“Every kid has dreams. But then you get reality.”
Holding onto hope for a better life to strengthen each subsequent generation so one day his ancestors won’t be forced to hustle on the street, Alkatraz strives to achieve a future through his music. Raising his daughter on one hand and doing what he “has to do” on the other, this father is dreaming of a way out. No longer rapping about gunplay or petty beefs with friends turned foes around the east side of Toronto, Alkatraz realizes it’s time to make money. It’s okay to delve into the mainstream with commercial tracks assisted by female vocalists and uplifting messages because rap culture isn’t a venue constructed so he give up and be another statistic. Rap has afforded him a second chance by providing the potential to earn his child a better existence.

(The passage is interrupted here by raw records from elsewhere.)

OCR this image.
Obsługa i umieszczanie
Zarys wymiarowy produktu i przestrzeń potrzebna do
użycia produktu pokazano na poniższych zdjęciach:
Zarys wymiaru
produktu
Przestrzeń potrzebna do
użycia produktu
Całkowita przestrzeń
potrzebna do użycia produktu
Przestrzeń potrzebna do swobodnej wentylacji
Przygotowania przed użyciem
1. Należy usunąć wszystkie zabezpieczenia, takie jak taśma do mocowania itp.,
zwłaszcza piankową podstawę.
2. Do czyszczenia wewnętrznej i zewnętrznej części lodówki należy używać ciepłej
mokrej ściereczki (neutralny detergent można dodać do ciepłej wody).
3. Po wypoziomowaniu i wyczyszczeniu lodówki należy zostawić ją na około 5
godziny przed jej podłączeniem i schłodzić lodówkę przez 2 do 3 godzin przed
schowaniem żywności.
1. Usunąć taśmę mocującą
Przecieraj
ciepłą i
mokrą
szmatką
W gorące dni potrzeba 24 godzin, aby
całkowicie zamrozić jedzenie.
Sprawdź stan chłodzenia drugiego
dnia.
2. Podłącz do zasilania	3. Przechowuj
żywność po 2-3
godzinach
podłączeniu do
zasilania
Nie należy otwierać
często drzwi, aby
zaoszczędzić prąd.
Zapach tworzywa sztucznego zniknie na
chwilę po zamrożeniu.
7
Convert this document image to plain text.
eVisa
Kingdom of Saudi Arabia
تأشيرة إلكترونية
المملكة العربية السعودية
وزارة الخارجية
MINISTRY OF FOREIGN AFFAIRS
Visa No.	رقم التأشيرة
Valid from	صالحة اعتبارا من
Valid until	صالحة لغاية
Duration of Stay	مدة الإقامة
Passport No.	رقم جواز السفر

As Michelle Latimer’s documentary ALIAS proves, he’s not alone. With all the talk and quick media vilification by highlighting the culture’s many shortcomings, it’s almost impossible for the general public to view this world as anything more than a timebomb of thugs waiting to explode. This film looks to change that perspective or at least help those ignorant to the complexities inherent in lower income neighborhoods to understand there are exceptions to the stereotype. These musicians aren’t saints, but they aren’t monsters either. The system is built to keep them down through racial profiling, drug economics, and the necessity of eradicating weakness. Latimer shows the pain of lost loved ones, explanations about the importance of a trust no one philosophy, and the missteps risking to ruin all chance for success. Escape is a choice not a guarantee.
Candidly led into this subculture, five members aspiring towards more become our guides. Alongside Alkatraz are the dream chaser Trench, mother and collage-maker Keon Love, cautionary tale Alias Donmillion, and their kindhearted facilitator Knia (Mr. Know It All). Each is invested in the life to support children, rise above preconceptions, and/or simply because they love the music. Trench hopes to keep clear of the law long enough to support his friend on a European tour while Keon sings at the funerals of her fallen peers and with those still alive looking to break through. Donmillion is working hard to shake a jail sentence mistake he committed after hitting it big with a music video on MuchMusic while Knia studies for the LSATs to assist in preventing his community from being preyed upon by those in power.
Latimer goes back and forth between the musicians as their lives intertwine. Knia stages a concert titled “The Stage is Yours” at The Opera House in Toronto that loses him two grand because of security needs and angers many unable to perform due to time constraints—including Keon and Alkatraz who later converge to shoot a new music video on the beach. They’re all trying to gain exposure and an audience by following in Donmillion’s footsteaps, he being the one who found and ultimately squandered the opportunity they so desperately covet. We learn the difficulty of living with checkered reputations and the filter of disappointment those around them look through despite any good they’ve done. While we blindly wait until eighteen to decide our direction, those on the streets choose at twelve and often stumble as a result.
ALIAS is shot with a gritty aesthetic making sure its subjects are kept unpolished and authentic. The stories spill forth from their mouths without the voice of the director cutting through to steer them in one direction or the other. Drug-use is depicted, frustrations are aired, and little can be accused of being fabricated for the camera. No one is trying to pretend they’re something they’re not and with each step they take towards the future we begin to appreciate the struggles they faced to arrive at this point of optimism. While none may make it farther than waiting in the wings of a concert they won’t get a chance to perform in, they’ll still inspire others into following their dreams whether through music or any other vocation at their fingertips.
So rather than write-off the lot because we read stories about Toronto recording studio shootings in 2012, why not rally around those willing to put in the work and accomplish success? As Knia says to the audience at his ensemble concert, the many artists going onstage might instill fear in us if we saw them on the streets but they show their hearts through their music. We catch a glimpse of this in a couple off-the-cuff displays of song from Trench and Keon Love and also in a few touching displays of parenthood. Just because rap earned its stigma through gang lifestyle doesn’t mean good can’t also become a byproduct. Artistic outlets provide the promise of improvement and education as we learn from our mistakes. These artists are proving it.